What makes the article significant, apart from its focus on the true
health epidemic confronting society (i.e., women needlessly starving themselves), is what triggered the organizer's vision of a fundraiser in an art gallery:
Dreyer, who is chairing the first annual NEDA Walk Charlotte on Oct. 22 to bring awareness to eating disorders, was thinking of creative ways to get the word out about it when a chance encounter during a morning walk through Myers Park provided the solution.
She was drawn into a building that housed a real estate firm to see if they would be interested in being a sponsor. To get to the office Dreyer had to pass through an art gallery. She was struck by the artwork of female images and body forms on the gallery walls.
"I immediately thought how beautiful women are in their natural, curvaceous womanly figures and said to myself 'I wish the world could see what I am seeing, that this is what women really look like and how amazingly beautiful they are,'" she recalled.
I find it fascinating that she had such an experience. In entering the art gallery, she encountered what was almost a secret treasure-trove (secret not by design but by cultural ignorance): a repository of culture from healthier, more noble ages than our own -- eras that recognized true beauty and celebrated it, enabling women to live freely and comfortably without a second thought about body image, other than to admire their own curvaceous physiques.
In essence, when Ms. Dreyer entered the gallery, she escaped into an alternative reality. Or to put it more precisely, she escaped into the true
reality, the natural reality in which we all should be living -- and would
be living, had the history of the 20th century turned out differently. The misbegotten, curve-o-phobic, media-controlled world outside the gallery, the world in which we are condemned to live today, is actually the sinister mirror universe, the evil twin, the distorted opposite of the healthier, nobler existence that the paintings depict.

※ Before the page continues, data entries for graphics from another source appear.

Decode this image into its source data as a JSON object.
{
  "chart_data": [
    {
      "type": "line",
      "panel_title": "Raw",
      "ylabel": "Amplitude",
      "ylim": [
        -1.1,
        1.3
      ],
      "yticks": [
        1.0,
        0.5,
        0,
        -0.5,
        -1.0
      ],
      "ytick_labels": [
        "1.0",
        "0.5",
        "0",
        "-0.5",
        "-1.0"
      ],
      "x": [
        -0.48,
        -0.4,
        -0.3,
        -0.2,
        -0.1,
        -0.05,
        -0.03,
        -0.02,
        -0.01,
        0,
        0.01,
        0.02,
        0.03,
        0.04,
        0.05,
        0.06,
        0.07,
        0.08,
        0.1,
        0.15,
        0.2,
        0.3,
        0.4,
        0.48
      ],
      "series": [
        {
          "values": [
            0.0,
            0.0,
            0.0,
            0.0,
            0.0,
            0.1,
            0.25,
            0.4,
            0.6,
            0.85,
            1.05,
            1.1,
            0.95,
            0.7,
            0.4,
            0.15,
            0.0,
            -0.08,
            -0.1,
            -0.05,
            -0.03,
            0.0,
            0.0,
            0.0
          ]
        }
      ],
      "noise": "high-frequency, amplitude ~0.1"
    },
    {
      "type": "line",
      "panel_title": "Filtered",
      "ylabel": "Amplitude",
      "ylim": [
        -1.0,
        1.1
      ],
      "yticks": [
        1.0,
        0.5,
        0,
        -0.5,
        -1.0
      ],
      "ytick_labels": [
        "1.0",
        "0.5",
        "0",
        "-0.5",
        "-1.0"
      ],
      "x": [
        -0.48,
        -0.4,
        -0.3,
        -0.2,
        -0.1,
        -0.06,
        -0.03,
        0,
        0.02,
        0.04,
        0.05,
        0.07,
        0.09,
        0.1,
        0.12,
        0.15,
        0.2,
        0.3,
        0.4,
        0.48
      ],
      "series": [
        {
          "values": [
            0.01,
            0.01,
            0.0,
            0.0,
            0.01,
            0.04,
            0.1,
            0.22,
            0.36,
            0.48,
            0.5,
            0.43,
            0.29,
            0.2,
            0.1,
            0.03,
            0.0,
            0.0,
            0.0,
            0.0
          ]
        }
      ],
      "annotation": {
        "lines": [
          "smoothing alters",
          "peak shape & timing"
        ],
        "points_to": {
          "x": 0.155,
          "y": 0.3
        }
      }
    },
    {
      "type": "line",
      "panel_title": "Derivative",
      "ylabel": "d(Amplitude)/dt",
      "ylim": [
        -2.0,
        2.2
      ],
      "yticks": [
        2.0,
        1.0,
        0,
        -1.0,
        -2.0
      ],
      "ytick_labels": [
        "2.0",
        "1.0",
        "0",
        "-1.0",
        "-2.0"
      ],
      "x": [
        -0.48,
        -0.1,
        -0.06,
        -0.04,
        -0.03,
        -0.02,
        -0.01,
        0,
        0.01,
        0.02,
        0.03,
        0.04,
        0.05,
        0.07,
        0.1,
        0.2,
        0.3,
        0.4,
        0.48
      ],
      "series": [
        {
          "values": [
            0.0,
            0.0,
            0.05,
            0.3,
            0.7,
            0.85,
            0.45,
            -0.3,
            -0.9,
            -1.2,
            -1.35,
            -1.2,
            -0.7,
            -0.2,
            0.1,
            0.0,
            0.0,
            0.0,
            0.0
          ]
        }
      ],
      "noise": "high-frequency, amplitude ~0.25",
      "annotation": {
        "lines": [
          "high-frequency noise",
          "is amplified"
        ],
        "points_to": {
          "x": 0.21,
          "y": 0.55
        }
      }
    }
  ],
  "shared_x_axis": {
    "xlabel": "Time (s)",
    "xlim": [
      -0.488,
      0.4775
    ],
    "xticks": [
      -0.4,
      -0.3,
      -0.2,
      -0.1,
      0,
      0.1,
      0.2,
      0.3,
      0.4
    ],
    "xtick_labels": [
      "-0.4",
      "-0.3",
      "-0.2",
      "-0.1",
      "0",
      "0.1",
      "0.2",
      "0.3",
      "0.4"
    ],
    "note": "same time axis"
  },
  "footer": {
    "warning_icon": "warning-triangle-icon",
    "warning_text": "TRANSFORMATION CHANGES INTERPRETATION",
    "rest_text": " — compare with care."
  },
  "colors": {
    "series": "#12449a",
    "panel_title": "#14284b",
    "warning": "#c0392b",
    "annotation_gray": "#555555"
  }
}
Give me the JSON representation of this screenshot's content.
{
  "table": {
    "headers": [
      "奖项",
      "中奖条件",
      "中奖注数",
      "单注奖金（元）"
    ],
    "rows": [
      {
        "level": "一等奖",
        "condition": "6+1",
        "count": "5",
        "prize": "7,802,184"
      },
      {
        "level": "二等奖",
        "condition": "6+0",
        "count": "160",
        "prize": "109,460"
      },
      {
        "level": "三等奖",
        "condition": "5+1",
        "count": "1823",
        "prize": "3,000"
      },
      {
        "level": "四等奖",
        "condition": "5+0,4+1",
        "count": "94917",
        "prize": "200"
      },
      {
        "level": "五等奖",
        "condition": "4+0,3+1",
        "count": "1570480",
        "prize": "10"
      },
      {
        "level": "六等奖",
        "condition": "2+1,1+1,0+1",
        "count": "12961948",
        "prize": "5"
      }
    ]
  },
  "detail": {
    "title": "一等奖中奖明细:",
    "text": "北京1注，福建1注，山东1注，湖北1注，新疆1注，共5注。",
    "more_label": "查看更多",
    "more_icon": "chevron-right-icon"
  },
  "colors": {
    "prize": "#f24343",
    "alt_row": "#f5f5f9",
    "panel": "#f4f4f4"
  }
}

But at least that visual record of a more natural, beautiful world exists, preserved on canvas. Seeing that vision helped Ms. Dreyer rediscover the true form of beauty. If more people could be exposed to this superior reality, their viewpoints might be transformed as well. Perhaps if Ms. Dreyer's sister had had such an epiphany, she would still be alive today, rather than being another tragic victim of the modern Death Aesthetic.